Builds the curated assembly FASTA from the most recent PretextView AGP file and, if a .bed decontamination file is set, removes remaining contamination intervals and regenerates the pretext map.

Steps:

1. Finds the latest *.agp_1 file in the working directory.
2. Runs pretext-to-asm to produce the curated FASTA.
3. If a .bed decon file is present, runs remove_contamination_bed via LSF (bsub -K) for each haplotype (merged) or for the single primary FASTA.
   • For merged assemblies the hap2 decon file is derived by substituting hap1 → hap2 (with a fallback for partially phased naming).
4. Submits curationpretext.sh to regenerate the pretext map (hap1 only for merged assemblies).

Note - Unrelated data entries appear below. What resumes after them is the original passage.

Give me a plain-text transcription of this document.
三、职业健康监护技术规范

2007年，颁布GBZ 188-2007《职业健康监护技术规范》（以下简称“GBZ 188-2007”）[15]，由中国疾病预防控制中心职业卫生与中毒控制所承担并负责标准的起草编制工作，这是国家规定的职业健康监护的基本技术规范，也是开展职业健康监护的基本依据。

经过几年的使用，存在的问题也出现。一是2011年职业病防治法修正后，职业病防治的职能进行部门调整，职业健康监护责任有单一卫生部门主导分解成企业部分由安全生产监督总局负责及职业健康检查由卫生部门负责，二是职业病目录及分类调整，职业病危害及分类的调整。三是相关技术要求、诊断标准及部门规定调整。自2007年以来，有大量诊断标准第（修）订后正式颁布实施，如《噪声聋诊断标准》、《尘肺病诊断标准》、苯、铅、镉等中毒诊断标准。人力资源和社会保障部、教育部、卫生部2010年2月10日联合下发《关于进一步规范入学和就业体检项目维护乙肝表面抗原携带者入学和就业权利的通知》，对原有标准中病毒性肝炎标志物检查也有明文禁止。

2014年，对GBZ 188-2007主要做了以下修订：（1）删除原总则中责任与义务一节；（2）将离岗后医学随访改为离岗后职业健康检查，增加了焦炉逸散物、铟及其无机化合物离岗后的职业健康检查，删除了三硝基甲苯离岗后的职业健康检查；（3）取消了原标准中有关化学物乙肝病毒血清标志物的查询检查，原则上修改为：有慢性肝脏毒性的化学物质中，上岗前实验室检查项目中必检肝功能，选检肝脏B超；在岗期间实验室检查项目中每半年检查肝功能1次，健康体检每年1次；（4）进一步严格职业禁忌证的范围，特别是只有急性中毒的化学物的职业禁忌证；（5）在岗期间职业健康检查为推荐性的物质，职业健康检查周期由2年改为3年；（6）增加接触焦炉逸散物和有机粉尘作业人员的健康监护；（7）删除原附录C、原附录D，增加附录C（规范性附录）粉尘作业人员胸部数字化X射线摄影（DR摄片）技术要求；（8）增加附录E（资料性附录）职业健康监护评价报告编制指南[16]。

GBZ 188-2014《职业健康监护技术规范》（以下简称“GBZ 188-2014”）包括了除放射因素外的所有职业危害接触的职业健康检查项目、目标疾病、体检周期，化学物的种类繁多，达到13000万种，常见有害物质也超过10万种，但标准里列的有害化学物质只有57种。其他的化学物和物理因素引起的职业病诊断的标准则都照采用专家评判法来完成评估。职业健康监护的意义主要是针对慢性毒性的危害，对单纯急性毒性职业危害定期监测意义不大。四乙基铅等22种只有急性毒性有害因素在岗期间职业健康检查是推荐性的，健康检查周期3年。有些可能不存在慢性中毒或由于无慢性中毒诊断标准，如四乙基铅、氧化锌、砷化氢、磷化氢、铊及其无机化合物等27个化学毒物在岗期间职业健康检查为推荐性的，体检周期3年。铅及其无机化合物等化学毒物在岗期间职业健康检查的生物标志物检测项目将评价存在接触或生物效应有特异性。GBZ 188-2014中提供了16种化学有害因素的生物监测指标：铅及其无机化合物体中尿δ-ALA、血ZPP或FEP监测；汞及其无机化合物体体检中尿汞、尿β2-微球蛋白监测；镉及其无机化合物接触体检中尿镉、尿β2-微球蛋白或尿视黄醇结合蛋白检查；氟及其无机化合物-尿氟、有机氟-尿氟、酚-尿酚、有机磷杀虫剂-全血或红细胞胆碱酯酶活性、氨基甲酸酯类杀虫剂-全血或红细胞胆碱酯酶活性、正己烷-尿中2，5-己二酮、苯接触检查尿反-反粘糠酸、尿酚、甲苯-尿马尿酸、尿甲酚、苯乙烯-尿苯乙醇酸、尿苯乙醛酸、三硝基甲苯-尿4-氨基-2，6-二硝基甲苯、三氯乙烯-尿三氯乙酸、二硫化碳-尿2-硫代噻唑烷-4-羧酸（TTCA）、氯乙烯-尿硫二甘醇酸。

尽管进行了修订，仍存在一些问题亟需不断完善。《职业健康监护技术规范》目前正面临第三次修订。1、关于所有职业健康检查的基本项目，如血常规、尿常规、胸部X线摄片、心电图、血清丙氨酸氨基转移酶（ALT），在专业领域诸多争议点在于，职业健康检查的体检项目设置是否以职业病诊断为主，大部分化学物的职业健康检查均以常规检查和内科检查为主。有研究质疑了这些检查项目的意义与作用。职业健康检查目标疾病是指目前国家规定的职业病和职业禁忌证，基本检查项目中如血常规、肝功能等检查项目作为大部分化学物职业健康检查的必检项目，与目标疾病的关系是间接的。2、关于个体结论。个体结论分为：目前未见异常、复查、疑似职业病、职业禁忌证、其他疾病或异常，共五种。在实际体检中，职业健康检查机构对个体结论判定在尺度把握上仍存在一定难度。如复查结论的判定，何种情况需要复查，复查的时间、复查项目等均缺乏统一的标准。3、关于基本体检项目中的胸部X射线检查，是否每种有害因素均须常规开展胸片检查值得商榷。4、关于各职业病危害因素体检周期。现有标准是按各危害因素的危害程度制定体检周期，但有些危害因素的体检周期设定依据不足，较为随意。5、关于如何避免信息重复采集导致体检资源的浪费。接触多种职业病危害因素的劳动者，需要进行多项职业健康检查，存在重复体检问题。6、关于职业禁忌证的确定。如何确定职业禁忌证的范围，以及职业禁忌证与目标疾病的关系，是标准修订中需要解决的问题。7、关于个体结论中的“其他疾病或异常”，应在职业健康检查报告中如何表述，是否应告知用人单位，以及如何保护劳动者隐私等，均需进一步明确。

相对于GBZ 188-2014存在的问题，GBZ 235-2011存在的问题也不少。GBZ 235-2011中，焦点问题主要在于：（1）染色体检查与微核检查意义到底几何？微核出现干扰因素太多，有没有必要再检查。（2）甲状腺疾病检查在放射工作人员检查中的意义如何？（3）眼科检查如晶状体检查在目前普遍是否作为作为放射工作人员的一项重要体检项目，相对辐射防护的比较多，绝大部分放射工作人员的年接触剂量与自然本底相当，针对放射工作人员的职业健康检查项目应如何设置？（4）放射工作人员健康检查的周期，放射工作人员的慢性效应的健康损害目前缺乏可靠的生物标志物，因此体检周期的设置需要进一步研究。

Copies curated assembly files and the pretext map into the curated directory for downstream QC.

For merged assemblies, empty placeholder files are also created for the haplotig FASTA and hap2 chromosome list to satisfy pipeline expectations. The most recently modified *normal.pretext file from the curationpretext output directory is selected and renamed to the canonical curated path under pretext_dir.

Sets up a local workstation directory for manual curation.

Creates a subdirectory named after the ToL ID in the current directory, touches a notes file, and copies all matching pretext maps from the tol server via scp.

Initialises the HPC working directory and decompresses the assembly FASTA.

Creates working_dir on disk, then concatenates the appropriate decontaminated FASTA file(s) into original.fa:

• Haploid/primary+haplotigs: single decontaminated.fa.gz derived from the decon file path.
• Merged (hap1/hap2, maternal/paternal, or primary/haplotigs): both haplotype FASTA files are concatenated in order.

Raises if scaffolds.tpf already exists in the working directory (guards against accidentally overwriting an in-progress curation).